3. Build your retirement knowledge through AARP.

When you reach age 50, consider joining AARP to access tools, tips, and resources on health, wealth, and everything in between. Even if you’re not a member, their free Retirement Calculator can give you a personalized snapshot of what your financial future might look like.

4. Maintain medical coverage if you retire early.

If you’re age 59½ or older, you’ve worked at least 7 continuous years at Synopsys, and you’re leaving Synopsys, you can enroll in the Bridge to Medicare plan. The plan extends your health care coverage until you turn 65 or become Medicare-eligible, whichever comes first.

In Your 60s

1. Keep growing your savings with your 401(k).

Every year, contribute as much as you can to your 401(k) Plan (up to the IRS max, if possible) and make catch-up contributions. Review your investments to make sure they align with your goals, and use Fidelity’s online planning tools to determine if you’re financially ready to retire or need to work just a bit longer.

2. Make your Health Savings Account (HSA) a retirement tool.

If you have an HSA, make it part of your retirement plan. When you retire, you can use your Synopsys 401(k) Plan, IRA, and other savings/investments for your day-to-day living expenses—and use your HSA to pay for health care. And be sure to stash away even more by making annual catch-up contributions of $1,000.

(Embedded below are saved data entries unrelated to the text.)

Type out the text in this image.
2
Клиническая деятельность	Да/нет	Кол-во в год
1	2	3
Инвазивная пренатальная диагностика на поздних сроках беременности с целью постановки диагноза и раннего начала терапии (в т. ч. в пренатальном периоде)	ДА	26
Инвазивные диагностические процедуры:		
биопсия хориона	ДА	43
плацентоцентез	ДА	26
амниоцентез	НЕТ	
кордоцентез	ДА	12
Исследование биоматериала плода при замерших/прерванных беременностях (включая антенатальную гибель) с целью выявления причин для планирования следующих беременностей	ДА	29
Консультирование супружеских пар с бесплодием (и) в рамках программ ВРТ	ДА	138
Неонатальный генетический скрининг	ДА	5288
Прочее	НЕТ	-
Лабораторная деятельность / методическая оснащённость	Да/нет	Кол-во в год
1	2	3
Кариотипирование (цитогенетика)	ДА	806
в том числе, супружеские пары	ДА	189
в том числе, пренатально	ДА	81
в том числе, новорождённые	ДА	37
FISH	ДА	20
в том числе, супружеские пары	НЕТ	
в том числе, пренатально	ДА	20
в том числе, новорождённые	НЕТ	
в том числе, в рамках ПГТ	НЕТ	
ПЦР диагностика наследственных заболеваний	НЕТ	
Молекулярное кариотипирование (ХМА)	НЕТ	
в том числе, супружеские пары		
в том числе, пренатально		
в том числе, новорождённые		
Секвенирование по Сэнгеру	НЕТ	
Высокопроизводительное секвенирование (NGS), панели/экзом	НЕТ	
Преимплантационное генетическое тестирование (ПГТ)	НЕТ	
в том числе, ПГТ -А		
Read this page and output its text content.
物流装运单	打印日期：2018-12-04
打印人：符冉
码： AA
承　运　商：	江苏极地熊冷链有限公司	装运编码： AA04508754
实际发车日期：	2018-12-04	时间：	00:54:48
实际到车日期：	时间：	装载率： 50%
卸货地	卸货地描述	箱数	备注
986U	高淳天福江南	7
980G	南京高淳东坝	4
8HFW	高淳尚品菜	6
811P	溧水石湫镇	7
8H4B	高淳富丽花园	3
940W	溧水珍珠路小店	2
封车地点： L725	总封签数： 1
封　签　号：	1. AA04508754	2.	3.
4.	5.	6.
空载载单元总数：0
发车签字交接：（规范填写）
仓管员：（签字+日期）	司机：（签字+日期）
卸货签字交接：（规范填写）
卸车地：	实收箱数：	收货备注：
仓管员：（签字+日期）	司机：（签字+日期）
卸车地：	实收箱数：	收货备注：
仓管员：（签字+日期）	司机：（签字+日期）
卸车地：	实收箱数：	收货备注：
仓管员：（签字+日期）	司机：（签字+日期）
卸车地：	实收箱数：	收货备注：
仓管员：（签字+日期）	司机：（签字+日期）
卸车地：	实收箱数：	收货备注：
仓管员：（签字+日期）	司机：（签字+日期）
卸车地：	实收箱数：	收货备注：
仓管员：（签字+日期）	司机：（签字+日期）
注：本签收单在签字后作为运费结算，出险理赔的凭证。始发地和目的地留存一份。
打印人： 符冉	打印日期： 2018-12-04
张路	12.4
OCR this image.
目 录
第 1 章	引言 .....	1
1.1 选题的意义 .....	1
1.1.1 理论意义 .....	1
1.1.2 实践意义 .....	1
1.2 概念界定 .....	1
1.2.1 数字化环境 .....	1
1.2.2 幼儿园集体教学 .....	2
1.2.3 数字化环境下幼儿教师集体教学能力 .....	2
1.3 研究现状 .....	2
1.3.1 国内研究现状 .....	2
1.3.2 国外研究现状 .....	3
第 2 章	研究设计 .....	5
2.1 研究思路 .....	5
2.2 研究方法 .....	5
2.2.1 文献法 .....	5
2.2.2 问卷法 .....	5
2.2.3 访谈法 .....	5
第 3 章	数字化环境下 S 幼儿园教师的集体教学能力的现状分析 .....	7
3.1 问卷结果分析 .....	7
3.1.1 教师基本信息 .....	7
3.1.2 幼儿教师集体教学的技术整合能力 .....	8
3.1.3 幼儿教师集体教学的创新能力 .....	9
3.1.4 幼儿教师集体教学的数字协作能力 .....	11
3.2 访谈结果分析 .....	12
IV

3. Plan for your long-term care needs.

Consider enrolling in the Long-Term Care (LTC) Insurance program, which covers care received at home, in the community, or in a nursing home. Because your health insurance, disability insurance, and Medicare coverage don’t pay for the cost of this care, LTC plans protect your retirement savings if you need care in the future.

4. Maintain medical coverage when you retire.

If you’re age 59½ or older, you’ve worked at least 10 years (with any breaks in service lasting less than two years), and you’re leaving Synopsys, you can enroll in the Bridge to Medicare plan. The plan extends your health care coverage until you turn 65 or become Medicare-eligible, whichever comes first.